Author: Stephen King

Rating: ⭐ 5/5

Date Read: 2025/03/20

Pages: 1156


“We all float down here.” - Pennywise

“Alright, already, we’ll all float on, alright
Don’t worry even if things end up a bit too heavy
We’ll all float on, alright.” - Modest Mouse

The threshold between childhood and adulthood feels murky while you’re crossing it. As an adult, it’s hard to remember the last time you turned off the lights downstairs, then ran up the stairs as fast as you could to keep the darkness from chasing you. But there was a last time, wasn’t there?

IT is not a story about an evil clown. While it is a masterwork of eldritch horror, the genre is simply a means to an end. No, IT is at once a Bildungsroman that captures the transition away from childhood, and an examination of the effect of childhood trauma. IT is an ouroboros of a story, which is why it’s going to take me awhile to wrap my head around it.
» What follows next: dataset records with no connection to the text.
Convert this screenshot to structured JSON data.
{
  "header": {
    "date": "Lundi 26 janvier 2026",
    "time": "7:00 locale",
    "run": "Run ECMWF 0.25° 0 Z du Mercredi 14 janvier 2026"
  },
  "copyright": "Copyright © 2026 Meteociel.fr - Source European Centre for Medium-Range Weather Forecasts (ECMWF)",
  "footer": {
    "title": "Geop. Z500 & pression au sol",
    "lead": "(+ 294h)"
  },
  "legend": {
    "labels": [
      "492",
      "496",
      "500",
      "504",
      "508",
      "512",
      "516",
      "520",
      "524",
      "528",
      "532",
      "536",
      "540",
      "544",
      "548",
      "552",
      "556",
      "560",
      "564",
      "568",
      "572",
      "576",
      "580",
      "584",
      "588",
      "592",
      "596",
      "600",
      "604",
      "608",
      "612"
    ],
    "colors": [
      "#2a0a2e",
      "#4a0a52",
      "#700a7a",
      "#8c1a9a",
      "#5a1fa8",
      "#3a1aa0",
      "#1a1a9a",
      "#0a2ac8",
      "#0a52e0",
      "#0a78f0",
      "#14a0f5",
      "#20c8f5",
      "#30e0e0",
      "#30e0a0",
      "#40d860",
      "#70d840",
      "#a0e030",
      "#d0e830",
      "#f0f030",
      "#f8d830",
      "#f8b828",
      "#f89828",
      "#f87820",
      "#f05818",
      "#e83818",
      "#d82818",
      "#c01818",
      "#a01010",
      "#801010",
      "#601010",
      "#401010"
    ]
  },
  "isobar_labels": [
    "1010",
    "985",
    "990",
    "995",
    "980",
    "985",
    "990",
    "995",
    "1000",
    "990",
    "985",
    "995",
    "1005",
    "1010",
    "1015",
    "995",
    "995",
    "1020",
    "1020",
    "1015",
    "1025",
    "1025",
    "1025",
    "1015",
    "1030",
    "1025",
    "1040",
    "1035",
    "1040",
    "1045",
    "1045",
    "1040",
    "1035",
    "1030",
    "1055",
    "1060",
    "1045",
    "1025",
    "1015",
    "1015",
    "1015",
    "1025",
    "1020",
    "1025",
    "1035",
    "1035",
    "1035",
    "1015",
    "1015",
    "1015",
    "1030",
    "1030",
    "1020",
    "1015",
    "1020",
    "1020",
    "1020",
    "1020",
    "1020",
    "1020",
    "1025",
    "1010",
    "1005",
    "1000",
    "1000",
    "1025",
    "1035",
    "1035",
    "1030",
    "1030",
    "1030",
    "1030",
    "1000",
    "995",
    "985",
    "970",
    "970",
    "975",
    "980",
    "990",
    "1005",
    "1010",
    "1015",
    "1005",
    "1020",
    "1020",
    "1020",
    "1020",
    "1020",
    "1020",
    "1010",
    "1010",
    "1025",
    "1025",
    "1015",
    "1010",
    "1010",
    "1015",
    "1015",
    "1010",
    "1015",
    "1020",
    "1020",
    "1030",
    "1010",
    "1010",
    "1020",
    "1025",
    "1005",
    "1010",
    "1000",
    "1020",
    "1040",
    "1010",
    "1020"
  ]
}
One idea from IT that fascinates me is how adults forget the things that seemed important to them as children. I’ve experienced the existential crisis of looking through old yearbooks and not recognizing the people I posed with in candid shots. Classmates signed the pages with references to inside jokes that I don’t remember. Facing the fallibility of remembrance is terrifying. That’s part of what makes IT universally scary.